Les rappeurs profitent de leur notoriété pour multiplier les produits dérivés. Leurs sociétés séduisent les multinationales et les rachats aux montants record se succèdent.

En cédant sa marque de casques Beats à Apple en mai 2014, pour la coquette somme de 3 milliards de dollars, le rappeur américain Dr Dre a fait deux jaloux: ses confrères Jay-Z et P. Diddy, jusque-là au coude à coude pour le titre envié de «rappeur le plus fortuné au monde». Dr Dre, qui serait à présent assis sur un pactole de quelque 800 millions de dollars, va d’ailleurs occuper des fonctions officielles chez Apple. Fondée en 2006, Beats a alléché le géant de Cupertino non seulement pour ses casques, très appréciés des jeunes, mais surtout pour son nouveau service de streaming musical payant, concurrent de Spotify.

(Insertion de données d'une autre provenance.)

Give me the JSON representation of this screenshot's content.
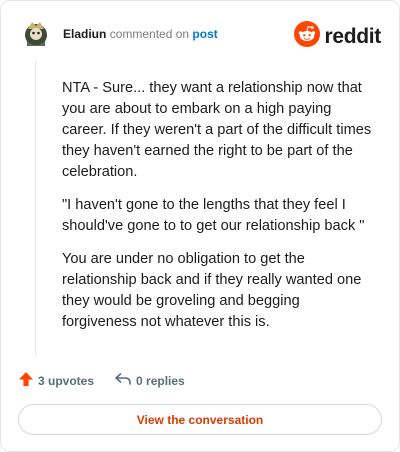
{
  "header": {
    "author": "Eladiun",
    "commented_text": "commented on",
    "post_link": "post",
    "brand": "reddit",
    "icons": [
      "avatar-image",
      "reddit-logo-icon"
    ]
  },
  "comment": {
    "paragraphs": [
      "NTA - Sure... they want a relationship now that you are about to embark on a high paying career. If they weren't a part of the difficult times they haven't earned the right to be part of the celebration.",
      "\"I haven't gone to the lengths that they feel I should've gone to to get our relationship back \"",
      "You are under no obligation to get the relationship back and if they really wanted one they would be groveling and begging forgiveness not whatever this is."
    ]
  },
  "stats": {
    "upvotes": "3 upvotes",
    "replies": "0 replies",
    "icons": [
      "upvote-arrow-icon",
      "reply-arrow-icon"
    ]
  },
  "cta": {
    "label": "View the conversation"
  },
  "colors": {
    "brand_orange": "#ff4500",
    "link_blue": "#0079d3",
    "cta_text": "#d93a00",
    "muted": "#7c7c7c"
  }
}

Il s’agit de la plus importante acquisition de l’histoire d’Apple. Mais aussi un épisode très révélateur de l’évolution des ténors du hip-hop: les anciens contestataires de l’ordre établi sont devenus des hommes d’affaires à succès, dont la musique ne constitue plus l’unique source de revenus, compte tenu de l’érosion des ventes de disques. Vêtements, parfums ou encore boissons: la culture hip-hop a conquis un très large public, dépassant sa communauté d’origine. L’alliance entre la société à la plus forte capitalisation boursière et le genre musical qui a connu la plus forte croissance de ces deux dernières décennies est loin d’être anecdotique.

En termes de revenus purs et durs, les griffes vestimentaires ont remplacé les coups de griffe verbaux. Quel rappeur ne possède pas, aujourd’hui, sa propre ligne de vêtements? «Au début des années 1990, ce sont d’abord des gens affiliés aux rappeurs qui ont commencé à lancer des marques de vêtement, comme le producteur Russell Simmons avec Phat Farm, rappelle le DJ hip-hop genevois Jordan Nsimba. Puis les rappeurs eux-mêmes leur ont emboîté le pas, comme P. Diddy avec sa ligne Sean John en 1998 et Jay-Z avec Rocawear en 1999.»

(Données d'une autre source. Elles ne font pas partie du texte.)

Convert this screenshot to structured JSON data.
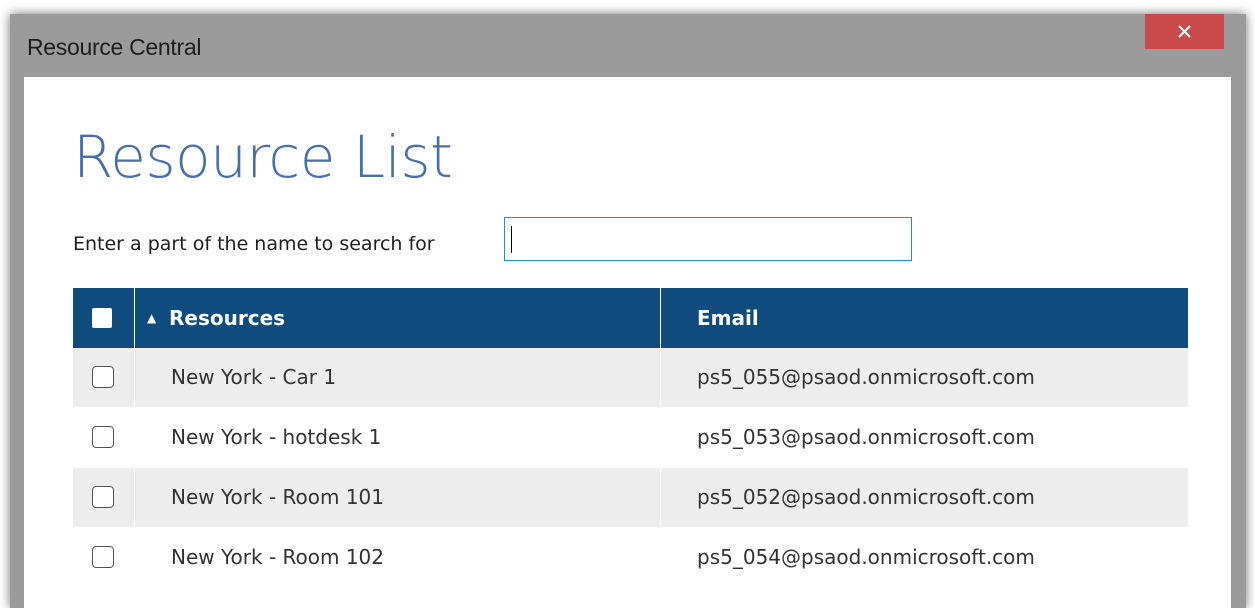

Si P. Diddy, dont la fortune est évaluée à quelque 700 millions de dollars, détient toujours sa marque de vêtement, Jay-Z a revendu Rocawear au groupe coté Iconix pour plus de 200 millions de dollars. «I’m not a businessman, I’m a business, man!» est l’une des punchlines les plus connues du mari de Beyoncé (avec qui il forme le couple le plus riche du showbiz), non sans raison… Son image de marque est toute-puissante: Reebok a connu des ventes record en lançant une collection de baskets portant son véritable nom, Shawn Carter. Le rappeur de Brooklyn a également été actionnaire de l’équipe NBA New Jersey Nets et cofondé la chaîne de clubs 40/40. Le magazine «Forbes» établit désormais un classement distinct de ces «Cash Kings», comme il les désigne, chaque année.

Emules en Europe

Si la mode des rappeurs businessmen a démarré aux Etats-Unis, elle a rapidement fait des émules sur le Vieux Continent. En Suisse, le «rappeur national» Stress a par exemple lancé sa ligne Bear Inc. en 2010, pour laquelle il a établi un partenariat avec la chaîne de distribution Metro Boutique, qui dispose d’une vingtaine de magasins dans tout le pays. En termes de revenus et de notoriété, les rappeurs européens restent néanmoins loin de leurs maîtres américains, devenus de véritables multinationales aux activités les plus diversifiées. P. Diddy, par exemple (de son vrai nom Sean Combs), possède son propre label hip-hop, une marque de prêt-à-porter, des restaurants, une chaîne de télévision sur le câble, une agence de marketing travaillant pour Pepsi et Microsoft… Mais selon «Forbes», ce sont désormais ses activités dans l’alcool qui l’enrichissent le plus, via ses participations dans les marques de vodka Cîroc et de tequila DeLeon, en partenariat avec le géant britannique Diageo.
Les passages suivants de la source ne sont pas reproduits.